December 3, 2008
Albuquerque Journal
SMOKING'S GENETIC SHIELD?
By Amanda Schoenberg, Journal Staff WriterHispanic female smokers in New Mexico may be less likely to develop chronic smoking-related breathing problems than non-Hispanic white women even if they smoked for the same number of years, scientists reported in a recent study.
Researchers said the link between ethnicity and smoking-related breathing problems could eventually pave the way for a better understanding of chronic obstructive pulmonary disease, the fourth-leading cause of death in the United States, according to the Centers for Disease Control and Prevention.
The five-year study, supported by the Tobacco Settlement Commission of New Mexico, was published last month in the Journal of Chronic Obstructive Pulmonary Disease. It included 1,433 former or current smokers ages 40 to 75 in Albuquerque. Just more than 17 percent, or 248, of the participants were Hispanic women. The rest were non-Hispanic white women. All had smoked at least 20 years.
Results indicated that when scientists adjusted factors like socioeconomic background, age, current smoking status and number of years spent smoking, Hispanic female smokers were half as likely as Anglo women in New Mexico to experience airflow obstruction in their lungs.

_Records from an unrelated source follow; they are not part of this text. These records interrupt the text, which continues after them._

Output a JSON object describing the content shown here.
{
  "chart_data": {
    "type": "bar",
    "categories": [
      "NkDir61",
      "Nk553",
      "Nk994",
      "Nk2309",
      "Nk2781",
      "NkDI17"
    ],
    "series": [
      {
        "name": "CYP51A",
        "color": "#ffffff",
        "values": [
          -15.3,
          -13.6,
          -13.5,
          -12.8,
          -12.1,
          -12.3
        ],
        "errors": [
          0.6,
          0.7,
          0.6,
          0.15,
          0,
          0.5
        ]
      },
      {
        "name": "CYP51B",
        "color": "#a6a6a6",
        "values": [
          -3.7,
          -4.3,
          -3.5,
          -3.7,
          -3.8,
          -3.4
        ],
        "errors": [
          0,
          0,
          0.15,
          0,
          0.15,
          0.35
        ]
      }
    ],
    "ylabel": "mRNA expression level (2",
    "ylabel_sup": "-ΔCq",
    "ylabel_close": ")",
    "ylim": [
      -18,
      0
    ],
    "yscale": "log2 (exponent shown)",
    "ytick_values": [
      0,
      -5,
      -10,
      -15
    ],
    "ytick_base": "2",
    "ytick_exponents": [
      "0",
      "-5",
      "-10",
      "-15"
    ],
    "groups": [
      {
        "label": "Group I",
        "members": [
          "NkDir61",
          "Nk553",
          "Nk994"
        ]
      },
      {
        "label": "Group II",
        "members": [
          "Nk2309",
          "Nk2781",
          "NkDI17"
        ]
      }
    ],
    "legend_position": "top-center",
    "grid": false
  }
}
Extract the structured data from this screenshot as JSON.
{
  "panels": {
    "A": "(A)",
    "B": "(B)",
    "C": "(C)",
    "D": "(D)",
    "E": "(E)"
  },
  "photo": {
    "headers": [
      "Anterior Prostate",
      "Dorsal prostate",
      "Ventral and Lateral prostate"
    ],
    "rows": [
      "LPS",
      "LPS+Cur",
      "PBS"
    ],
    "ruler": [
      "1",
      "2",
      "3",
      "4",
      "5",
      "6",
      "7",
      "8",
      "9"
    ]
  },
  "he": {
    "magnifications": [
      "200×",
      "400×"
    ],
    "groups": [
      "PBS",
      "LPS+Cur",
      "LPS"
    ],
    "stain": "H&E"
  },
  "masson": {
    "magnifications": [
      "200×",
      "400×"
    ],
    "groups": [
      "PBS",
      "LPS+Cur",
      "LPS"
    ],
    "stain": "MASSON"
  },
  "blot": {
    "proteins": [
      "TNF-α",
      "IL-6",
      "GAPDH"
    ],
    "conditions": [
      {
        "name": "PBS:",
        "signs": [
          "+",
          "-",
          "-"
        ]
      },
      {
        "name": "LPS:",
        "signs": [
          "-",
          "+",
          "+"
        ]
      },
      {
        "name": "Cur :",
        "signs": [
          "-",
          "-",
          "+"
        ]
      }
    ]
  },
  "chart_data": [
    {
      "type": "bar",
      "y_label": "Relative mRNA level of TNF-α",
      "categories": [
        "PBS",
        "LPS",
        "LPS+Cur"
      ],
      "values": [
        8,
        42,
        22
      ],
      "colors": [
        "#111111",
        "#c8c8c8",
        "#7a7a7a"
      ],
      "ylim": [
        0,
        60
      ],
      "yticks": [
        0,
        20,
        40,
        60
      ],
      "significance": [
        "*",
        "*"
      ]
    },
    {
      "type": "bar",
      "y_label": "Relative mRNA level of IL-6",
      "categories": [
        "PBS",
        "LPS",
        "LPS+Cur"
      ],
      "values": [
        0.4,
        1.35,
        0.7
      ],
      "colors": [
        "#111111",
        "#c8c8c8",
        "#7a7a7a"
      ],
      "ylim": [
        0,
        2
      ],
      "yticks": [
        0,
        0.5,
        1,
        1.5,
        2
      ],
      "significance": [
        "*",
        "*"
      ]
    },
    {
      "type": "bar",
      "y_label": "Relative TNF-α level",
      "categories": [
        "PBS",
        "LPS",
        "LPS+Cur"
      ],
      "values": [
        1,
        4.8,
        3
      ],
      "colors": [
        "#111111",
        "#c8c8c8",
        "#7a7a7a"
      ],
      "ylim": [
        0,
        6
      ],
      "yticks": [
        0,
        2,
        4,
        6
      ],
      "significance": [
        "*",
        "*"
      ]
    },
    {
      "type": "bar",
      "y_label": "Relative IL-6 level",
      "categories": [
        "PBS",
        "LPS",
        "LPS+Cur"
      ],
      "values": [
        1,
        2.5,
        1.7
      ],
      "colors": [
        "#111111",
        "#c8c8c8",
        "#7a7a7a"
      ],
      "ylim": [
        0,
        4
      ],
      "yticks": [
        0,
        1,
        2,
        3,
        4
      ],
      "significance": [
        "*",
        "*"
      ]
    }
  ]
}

Scientists cautioned that these kind of ethnic differences shouldn't put any smokers at ease. Even if smokers don't develop COPD, the many other risks of smoking, such as heart disease and lung cancer, remain significant, said Dr. Norman Edelman, chief medical officer at the American Lung Association.
"The next question is, what is it about Hispanics that protects them?" said study author Dr. Akshay Sood, an associate professor of medicine at the University of New Mexico.
"Understanding susceptibility is the most important thing to finding treatment."
But what causes the difference remains unclear, said Dr. Yohannes Tesfaigzi, director of the COPD institute at Lovelace Respiratory Research Institute, another of the study authors.
Behavioral differences are one possibility. For example, Tesfaigzi said Hispanic female smokers may inhale less than non-Hispanic white females even if they reported smoking the same amount of years.
The answer may also be genetic. About 26 percent of smokers develop COPD, an umbrella syndrome that includes emphysema and chronic bronchitis, Tesfaigzi said. But there is little understanding of why some smokers develop COPD and some don't, he said.
A 2001 study in the American Journal of Respiratory and Clinical Care Medicine found that among smokers, if one sibling had COPD, the other was more likely to develop it. Tesfaigzi is now studying specific genes to find out why some people are more susceptible to COPD.
"It is somehow genetic," Tesfaigzi said. "The big search right now is which genes?"
Edelman said the New Mexico study results warrant more research. COPD research has often been neglected, he said.
"It is one of the major causes of death that is increasing rather than decreasing," he said. "It's an enormous worldwide problem. COPD to a large extent has been ignored, as has lung cancer."
According to Edelman, the "reflex response" to the New Mexico study would be to attribute the difference in airflow obstruction between Hispanic and Anglo female smokers to genetics. But Edelman cautioned that factors like diet, location and proximity to secondhand smoke might be at work.
He noted that Hispanic men are less likely to smoke than non-Hispanic white men. That means Hispanic women might be less exposed to secondhand smoke than non-Hispanic white women.
Ethnic differences have emerged in prior COPD research, Edelman said. But the New Mexico study appears to be the first to look specifically at differences between non-Hispanic white and Hispanic female smokers, according to Sood and Tesfaigzi.
More studies should examine ethnic and gender differences in COPD especially as smoking patterns change, the scientists said. Between 2000 and 2005, smoking was responsible for about 75 percent of COPD deaths, the CDC reported. In the same period, the number of women who died from COPD rose by 11 percent while the number of men increased by 5 percent. Although the death rate was higher for men every year, nearly 6,000 more women than men died from COPD in 2005, according to the CDC.
According to Sood, the New Mexico study follows work in the 1980s by epidemiologist Jonathan Samet, who found that fewer Hispanic than Anglo smokers in New Mexico died from COPD. The current study measured smokers' breathing abilities to follow up on that data, Sood explained.
Tesfaigzi cautions that the recent New Mexico study included a relatively small sample size. Results point to the need for larger study groups that can link gender, ethnicity and COPD, he said.
"This is just one observation. We would like to see other studies," Tesfaigzi said.